BEIJING -- Tensions between China and the United States and its Asian allies escalated Monday as Beijing immediately criticized an announcement earlier in the day that the United States and Japan had reached a major agreement to deploy a second advanced missile-defense radar on Japanese territory.
The fresh conflicts, coming as China and Japan have been sparring over claims to disputed islands in the sea between them, emerged as Defense Secretary Leon E. Panetta arrived in Beijing from Tokyo to meet this week with China's leadership, including Xi Jinping, expected to become the nation's next president.
The scheduling of Panetta's meeting with Xi was made public only as the defense secretary flew to Beijing.
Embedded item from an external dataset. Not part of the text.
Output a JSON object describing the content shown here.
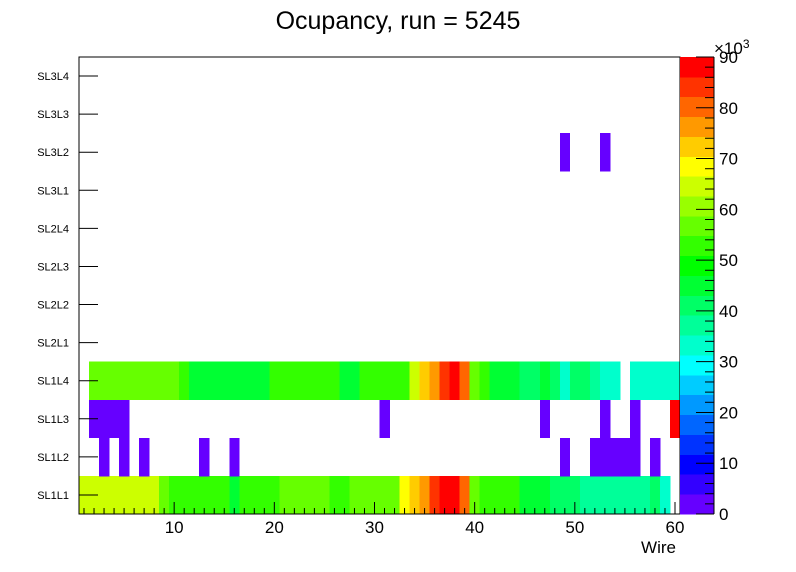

It suggests that Xi, currently serving as China's vice president, has made a recovery from whatever ailment -- physical or political -- had kept him from making public appearances for two weeks.
During a stopover in Tokyo before flying to China, Panetta praised the radar system as essential to enhancing how the U.S.-Japanese alliance can defend its people and territory from attack by North Korea -- and stressed that it was not aimed at China.
"The purpose of this is to enhance our ability to defend Japan," Panetta said at a news conference in Tokyo.
But Chinese observers reacted strongly, saying the system was also aimed at China, where officials fear that their relatively small nuclear deterrent could be greatly diminished
Although he has been in Asia for only two days, Panetta has been asked repeatedly about the sovereignty dispute -- and each time he responded that the United States was not taking sides in any of the region's territorial disagreements. Washington, he said, is advocating a diplomatic process to resolve the tensions peacefully.